En même temps, notre gouvernement réfléchissait à la nécessité de rétablir les liens avec les Cubains qui, pour diverses raisons, avaient quitté le pays, en particulier pour les États-Unis, et qui, indépendamment de leurs tendances politiques, souhaitaient revenir ou établir des contacts avec leur patrie et leurs familles.
Dans ces circonstances, une politique de notre gouvernement a pris forme qui, depuis le début jusqu'à aujourd'hui, s'est développée dans des conditions difficiles et extraordinaires, qui ne sont pas courantes dans le cas des liens d'autres pays avec leur émigration.
Dans notre cas, la nation est restée sous l'agression permanente d'une grande puissance, située à seulement 90 miles et où la plupart des émigrants résident ou sont citoyens, avec une présence très concentrée dans une communauté où un certain degré d'hostilité est manifesté, encouragé, dirigé ou manipulé, même électoralement, contre leur patrie.
Lors de la réunion de 1978, Fidel a déclaré, et je cite : "l'histoire enregistre toujours les choses qui ont une certaine valeur humaine, sociale et politique, et nous pensons que ceci a une valeur, une grande valeur humaine, sociale et politique (...) quels que soient les malentendus du présent, (...) quels que soient les doutes, l'avenir enregistrera avec reconnaissance ce que nous sommes en train de faire". Fin de citation.
Grâce à ce rapprochement constructif et à l'évolution de l'histoire, des progrès significatifs ont été réalisés et des décisions et mesures importantes ont été progressivement prises pour renforcer nos liens.
Les deux conférences "Nation et émigration" tenues en 1994 et 1995 ont permis d'approfondir le rapprochement et d'élargir la composition des participants au dialogue, qui venaient de plusieurs pays, et pas seulement des États-Unis. Elles ont également permis de concevoir une politique mieux structurée et plus institutionnalisée de rapprochement et d'intégration des émigrés de l'époque dans la vie nationale.
La conférence de 2004 a connu un événement similaire.

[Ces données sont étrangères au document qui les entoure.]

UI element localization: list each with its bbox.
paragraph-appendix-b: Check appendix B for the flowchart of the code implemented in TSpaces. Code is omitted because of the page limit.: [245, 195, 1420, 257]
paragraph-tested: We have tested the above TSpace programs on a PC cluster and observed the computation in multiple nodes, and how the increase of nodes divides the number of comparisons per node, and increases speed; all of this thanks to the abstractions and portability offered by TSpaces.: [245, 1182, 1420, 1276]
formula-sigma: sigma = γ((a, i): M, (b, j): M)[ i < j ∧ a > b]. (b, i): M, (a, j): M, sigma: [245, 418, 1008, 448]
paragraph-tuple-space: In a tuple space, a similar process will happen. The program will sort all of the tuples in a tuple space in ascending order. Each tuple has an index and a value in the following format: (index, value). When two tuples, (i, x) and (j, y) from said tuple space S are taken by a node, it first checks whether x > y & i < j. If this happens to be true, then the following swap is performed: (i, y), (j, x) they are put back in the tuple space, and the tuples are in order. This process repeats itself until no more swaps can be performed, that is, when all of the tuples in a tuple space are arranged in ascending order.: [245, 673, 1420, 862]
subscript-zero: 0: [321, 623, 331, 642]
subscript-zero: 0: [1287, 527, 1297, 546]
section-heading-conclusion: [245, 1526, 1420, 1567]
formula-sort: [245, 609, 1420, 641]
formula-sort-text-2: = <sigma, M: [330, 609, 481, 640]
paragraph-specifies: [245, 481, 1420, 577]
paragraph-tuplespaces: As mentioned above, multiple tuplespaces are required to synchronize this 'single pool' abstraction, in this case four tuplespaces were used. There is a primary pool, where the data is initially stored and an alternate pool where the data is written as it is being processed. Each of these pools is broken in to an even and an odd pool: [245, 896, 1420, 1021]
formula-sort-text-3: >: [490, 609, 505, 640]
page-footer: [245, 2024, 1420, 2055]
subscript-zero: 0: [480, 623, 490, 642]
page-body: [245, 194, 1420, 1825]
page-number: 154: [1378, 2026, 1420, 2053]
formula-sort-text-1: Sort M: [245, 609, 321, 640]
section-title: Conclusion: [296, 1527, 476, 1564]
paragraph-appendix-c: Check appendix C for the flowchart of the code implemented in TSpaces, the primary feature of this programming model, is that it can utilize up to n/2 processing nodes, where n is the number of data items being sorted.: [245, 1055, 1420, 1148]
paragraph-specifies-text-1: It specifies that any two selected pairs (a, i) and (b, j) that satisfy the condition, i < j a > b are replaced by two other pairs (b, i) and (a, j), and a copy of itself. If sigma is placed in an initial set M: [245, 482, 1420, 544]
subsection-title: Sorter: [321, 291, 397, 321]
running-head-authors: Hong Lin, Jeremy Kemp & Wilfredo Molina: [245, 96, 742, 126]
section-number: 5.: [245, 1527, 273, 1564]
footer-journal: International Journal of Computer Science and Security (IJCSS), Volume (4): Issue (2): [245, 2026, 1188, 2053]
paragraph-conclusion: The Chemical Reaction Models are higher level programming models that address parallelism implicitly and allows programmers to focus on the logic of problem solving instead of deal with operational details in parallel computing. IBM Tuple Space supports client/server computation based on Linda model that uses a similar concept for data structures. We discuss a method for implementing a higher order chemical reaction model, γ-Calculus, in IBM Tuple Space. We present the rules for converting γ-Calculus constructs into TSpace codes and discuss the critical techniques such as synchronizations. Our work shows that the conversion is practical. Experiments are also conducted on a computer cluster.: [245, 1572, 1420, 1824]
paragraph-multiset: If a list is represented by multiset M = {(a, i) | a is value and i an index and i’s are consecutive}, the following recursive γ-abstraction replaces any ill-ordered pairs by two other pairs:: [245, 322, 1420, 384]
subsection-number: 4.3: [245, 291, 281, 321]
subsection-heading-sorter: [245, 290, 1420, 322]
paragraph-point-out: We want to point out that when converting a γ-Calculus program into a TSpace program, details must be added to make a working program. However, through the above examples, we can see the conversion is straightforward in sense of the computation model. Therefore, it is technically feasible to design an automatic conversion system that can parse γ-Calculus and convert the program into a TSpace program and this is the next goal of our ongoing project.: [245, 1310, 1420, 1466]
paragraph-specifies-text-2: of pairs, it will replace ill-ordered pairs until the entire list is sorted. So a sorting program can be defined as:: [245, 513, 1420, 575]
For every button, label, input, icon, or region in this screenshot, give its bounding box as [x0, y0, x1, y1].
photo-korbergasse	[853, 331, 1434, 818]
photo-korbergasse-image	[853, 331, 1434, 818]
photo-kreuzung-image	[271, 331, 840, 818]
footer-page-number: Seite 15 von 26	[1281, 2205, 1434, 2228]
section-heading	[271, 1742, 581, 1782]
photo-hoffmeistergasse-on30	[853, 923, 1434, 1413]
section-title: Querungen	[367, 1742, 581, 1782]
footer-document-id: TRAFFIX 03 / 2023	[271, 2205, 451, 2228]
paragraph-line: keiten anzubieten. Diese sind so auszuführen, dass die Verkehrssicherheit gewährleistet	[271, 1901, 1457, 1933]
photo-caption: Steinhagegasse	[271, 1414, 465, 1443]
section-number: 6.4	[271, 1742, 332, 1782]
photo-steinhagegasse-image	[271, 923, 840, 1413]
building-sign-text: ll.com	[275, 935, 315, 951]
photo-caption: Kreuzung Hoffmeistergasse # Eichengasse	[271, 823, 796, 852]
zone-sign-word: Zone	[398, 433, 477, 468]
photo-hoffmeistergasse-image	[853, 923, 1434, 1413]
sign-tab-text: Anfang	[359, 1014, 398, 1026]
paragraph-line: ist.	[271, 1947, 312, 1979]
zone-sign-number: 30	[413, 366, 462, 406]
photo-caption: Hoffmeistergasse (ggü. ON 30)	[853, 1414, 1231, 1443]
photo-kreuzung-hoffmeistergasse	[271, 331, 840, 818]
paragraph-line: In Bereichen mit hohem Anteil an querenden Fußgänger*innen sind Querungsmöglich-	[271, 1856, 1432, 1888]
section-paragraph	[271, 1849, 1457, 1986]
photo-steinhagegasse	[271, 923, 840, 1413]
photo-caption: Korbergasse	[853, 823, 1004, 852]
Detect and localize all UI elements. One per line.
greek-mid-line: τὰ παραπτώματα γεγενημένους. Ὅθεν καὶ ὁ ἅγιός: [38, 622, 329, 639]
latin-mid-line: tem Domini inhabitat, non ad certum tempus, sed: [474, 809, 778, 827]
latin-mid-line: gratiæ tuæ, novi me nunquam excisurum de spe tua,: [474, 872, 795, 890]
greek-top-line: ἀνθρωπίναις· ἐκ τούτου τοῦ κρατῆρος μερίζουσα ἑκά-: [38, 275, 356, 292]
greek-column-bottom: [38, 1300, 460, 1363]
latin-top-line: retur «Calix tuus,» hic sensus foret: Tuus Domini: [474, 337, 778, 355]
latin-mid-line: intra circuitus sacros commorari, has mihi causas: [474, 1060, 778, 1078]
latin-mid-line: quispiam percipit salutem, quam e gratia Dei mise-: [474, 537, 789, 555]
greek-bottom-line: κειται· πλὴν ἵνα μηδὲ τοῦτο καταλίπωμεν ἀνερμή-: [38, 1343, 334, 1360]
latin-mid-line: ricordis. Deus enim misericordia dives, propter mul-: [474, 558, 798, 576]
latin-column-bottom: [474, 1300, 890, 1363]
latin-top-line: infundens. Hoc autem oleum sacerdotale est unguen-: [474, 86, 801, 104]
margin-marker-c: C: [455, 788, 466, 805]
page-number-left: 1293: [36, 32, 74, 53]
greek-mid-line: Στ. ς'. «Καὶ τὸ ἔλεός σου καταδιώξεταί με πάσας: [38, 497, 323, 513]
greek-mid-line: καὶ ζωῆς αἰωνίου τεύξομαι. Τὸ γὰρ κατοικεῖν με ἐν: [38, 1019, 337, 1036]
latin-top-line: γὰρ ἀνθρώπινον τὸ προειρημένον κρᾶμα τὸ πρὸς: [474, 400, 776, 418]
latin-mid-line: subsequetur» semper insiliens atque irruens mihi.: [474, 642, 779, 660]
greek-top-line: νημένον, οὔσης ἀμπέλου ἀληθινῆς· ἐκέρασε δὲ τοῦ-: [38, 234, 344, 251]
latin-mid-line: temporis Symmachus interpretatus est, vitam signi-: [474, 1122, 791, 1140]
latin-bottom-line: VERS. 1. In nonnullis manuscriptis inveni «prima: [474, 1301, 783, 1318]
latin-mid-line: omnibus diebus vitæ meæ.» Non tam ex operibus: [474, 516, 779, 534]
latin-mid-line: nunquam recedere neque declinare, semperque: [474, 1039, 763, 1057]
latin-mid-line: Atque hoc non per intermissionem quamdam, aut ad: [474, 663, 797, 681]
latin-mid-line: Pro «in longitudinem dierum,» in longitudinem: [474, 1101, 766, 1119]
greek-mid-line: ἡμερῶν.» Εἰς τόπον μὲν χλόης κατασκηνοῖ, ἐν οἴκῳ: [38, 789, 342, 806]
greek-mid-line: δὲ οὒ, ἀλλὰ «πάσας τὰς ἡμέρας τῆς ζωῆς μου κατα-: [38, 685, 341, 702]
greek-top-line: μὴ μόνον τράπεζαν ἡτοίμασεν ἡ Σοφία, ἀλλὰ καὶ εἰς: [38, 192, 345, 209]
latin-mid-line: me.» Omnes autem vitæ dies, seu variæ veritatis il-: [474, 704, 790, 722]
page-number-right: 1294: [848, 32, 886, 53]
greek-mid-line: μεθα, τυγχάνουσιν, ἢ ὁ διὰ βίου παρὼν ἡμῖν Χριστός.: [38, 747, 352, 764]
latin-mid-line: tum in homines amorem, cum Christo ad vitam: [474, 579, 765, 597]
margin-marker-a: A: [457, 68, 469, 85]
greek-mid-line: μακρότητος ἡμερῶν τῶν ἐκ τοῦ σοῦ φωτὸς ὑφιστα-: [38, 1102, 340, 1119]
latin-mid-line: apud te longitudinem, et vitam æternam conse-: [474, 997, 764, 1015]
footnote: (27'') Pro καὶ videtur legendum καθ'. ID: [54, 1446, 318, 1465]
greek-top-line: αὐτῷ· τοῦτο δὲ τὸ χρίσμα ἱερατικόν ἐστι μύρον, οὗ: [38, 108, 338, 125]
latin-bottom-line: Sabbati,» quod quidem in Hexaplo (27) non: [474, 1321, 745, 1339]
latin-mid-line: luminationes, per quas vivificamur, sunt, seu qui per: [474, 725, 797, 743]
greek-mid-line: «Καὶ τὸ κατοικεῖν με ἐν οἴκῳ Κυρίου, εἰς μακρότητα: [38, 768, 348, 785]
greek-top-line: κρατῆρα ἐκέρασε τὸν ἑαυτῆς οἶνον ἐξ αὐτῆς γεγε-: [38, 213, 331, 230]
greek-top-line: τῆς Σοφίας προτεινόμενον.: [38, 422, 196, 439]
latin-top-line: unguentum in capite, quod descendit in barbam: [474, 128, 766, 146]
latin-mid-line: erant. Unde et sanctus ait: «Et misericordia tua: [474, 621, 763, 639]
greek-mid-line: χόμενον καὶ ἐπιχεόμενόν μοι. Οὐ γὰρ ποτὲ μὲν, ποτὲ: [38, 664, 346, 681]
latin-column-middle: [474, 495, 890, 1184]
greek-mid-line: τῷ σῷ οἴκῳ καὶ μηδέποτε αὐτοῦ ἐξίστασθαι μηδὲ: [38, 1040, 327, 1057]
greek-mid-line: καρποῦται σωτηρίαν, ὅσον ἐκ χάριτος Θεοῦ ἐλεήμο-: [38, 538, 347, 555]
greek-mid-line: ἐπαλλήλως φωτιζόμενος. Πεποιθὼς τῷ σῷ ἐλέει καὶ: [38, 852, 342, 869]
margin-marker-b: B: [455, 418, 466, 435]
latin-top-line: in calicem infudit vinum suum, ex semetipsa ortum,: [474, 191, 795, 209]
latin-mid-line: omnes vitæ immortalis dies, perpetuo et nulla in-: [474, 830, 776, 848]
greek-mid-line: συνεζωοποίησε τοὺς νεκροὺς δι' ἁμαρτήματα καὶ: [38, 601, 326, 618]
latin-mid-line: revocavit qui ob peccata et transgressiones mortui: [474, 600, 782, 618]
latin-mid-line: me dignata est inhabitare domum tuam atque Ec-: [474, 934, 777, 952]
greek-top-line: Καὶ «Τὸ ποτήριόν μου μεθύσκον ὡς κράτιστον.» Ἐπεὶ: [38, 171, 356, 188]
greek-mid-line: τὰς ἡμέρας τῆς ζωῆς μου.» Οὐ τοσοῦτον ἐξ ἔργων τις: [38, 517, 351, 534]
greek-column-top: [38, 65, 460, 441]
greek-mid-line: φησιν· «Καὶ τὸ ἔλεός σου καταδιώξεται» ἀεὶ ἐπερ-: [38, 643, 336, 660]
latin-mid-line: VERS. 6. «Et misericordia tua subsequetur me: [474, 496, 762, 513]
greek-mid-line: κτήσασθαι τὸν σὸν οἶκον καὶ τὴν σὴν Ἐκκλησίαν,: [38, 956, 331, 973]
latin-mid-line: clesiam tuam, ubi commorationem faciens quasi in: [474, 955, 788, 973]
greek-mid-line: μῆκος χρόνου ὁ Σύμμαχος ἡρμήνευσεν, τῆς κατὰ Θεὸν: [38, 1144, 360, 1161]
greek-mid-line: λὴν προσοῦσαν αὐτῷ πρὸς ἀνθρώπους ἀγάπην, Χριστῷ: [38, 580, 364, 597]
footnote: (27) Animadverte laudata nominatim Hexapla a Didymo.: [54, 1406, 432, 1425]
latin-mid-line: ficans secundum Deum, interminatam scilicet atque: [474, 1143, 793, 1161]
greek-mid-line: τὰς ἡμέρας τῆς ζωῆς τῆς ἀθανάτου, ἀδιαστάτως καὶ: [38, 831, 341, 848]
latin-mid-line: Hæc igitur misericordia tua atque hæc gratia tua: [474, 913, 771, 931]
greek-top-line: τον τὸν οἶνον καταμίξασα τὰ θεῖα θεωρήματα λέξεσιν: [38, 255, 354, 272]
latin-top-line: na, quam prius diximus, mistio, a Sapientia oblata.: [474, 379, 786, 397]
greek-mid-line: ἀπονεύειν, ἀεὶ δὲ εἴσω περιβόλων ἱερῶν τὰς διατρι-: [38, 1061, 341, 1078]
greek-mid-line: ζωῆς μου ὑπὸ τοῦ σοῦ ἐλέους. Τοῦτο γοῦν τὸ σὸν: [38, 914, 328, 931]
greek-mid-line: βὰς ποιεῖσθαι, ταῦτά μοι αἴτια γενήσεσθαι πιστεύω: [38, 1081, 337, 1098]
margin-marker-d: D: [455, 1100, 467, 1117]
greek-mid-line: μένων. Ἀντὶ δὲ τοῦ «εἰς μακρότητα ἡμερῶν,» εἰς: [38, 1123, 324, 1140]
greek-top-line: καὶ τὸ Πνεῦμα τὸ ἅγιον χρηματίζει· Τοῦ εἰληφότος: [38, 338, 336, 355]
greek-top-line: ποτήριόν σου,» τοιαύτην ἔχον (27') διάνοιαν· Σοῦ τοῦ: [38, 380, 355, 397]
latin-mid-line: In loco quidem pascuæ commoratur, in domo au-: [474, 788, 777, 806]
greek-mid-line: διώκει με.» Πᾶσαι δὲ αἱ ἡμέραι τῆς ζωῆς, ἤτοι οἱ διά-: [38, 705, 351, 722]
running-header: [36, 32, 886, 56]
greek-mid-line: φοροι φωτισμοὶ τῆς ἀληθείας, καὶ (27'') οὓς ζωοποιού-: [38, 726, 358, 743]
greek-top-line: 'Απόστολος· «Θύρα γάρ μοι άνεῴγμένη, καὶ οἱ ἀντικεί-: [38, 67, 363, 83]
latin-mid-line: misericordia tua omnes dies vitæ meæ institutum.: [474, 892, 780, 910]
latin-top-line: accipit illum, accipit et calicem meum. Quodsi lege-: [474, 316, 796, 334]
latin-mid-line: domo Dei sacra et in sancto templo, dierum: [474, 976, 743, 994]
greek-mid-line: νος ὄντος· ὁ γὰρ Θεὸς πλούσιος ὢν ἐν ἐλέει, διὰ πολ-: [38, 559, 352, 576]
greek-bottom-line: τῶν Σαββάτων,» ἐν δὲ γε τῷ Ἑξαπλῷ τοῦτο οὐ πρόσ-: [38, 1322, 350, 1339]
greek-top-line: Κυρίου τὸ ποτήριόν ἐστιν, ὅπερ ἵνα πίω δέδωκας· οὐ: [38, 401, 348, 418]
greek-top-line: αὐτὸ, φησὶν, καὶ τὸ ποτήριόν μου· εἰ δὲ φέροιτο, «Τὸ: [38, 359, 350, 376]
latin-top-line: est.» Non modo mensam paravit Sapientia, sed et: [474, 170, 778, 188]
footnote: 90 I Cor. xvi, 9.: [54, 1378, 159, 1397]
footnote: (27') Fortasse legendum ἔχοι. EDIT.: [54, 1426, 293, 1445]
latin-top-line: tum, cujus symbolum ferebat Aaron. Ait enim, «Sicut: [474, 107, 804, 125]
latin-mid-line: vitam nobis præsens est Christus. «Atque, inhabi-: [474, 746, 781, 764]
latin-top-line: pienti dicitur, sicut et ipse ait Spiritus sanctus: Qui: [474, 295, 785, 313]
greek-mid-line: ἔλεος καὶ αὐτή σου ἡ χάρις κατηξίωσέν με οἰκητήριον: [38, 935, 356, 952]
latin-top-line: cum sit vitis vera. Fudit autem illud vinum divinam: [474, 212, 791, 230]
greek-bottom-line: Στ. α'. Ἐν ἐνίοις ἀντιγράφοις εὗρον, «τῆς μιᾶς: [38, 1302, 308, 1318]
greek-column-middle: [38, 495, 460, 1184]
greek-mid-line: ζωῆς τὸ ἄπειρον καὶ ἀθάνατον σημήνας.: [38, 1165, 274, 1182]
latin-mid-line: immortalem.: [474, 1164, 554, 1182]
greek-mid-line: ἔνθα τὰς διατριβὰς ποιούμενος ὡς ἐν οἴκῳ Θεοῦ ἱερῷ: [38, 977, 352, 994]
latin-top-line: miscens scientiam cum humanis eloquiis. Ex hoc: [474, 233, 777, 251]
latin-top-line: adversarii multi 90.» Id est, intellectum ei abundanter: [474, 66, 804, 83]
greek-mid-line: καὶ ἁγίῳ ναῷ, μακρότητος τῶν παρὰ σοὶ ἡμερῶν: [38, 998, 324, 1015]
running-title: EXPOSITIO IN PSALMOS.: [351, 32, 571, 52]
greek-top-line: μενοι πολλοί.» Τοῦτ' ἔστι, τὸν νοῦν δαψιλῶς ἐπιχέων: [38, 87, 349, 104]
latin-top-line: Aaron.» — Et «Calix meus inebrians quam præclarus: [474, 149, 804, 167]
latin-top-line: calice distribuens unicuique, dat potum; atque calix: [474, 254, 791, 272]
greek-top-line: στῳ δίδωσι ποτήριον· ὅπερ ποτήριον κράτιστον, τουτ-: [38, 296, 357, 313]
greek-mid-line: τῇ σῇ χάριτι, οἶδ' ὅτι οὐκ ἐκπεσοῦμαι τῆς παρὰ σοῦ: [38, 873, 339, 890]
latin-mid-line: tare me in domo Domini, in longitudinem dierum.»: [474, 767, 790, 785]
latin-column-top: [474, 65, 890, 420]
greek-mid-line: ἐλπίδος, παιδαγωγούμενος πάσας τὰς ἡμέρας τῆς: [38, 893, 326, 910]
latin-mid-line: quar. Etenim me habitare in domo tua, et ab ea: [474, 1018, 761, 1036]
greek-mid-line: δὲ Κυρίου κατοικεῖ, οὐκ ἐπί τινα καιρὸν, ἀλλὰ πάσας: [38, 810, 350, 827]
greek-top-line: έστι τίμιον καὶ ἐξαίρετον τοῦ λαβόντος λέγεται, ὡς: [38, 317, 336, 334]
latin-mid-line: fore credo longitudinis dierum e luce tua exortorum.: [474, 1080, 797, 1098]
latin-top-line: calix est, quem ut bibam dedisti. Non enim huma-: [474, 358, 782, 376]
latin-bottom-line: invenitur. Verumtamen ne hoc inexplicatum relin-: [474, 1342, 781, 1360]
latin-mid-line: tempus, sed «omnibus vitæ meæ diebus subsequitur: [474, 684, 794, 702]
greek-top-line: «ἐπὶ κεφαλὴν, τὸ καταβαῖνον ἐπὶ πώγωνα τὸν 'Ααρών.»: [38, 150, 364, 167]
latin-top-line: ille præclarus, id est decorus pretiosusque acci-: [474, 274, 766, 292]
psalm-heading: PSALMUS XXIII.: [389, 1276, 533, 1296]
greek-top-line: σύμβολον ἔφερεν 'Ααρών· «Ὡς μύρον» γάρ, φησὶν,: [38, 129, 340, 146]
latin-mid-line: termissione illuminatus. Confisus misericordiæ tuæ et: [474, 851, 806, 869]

Le général d'armée Raúl Castro Ruz, président de la République, à l'occasion de ses adieux à Sa Sainteté Benoît XVI le 28 mars 2012, a déclaré, je cite : "Nous reconnaissons l'apport patriotique de l'émigration cubaine, depuis la contribution décisive à notre indépendance des planteurs de tabac de Tampa et de Key West et de tous ceux qui ont soutenu les aspirations de José Martí, jusqu'à ceux qui s'opposent aujourd'hui à ceux qui attaquent Cuba et manipulent la question de l'immigration à des fins politiques. Nous avons fait des efforts prolongés - a-t-il dit - en vue de la normalisation complète des relations de Cuba avec ses émigrants qui aiment leur patrie et leurs familles, et nous persisterons dans cette voie pour la volonté commune de notre nation". Fin de citation.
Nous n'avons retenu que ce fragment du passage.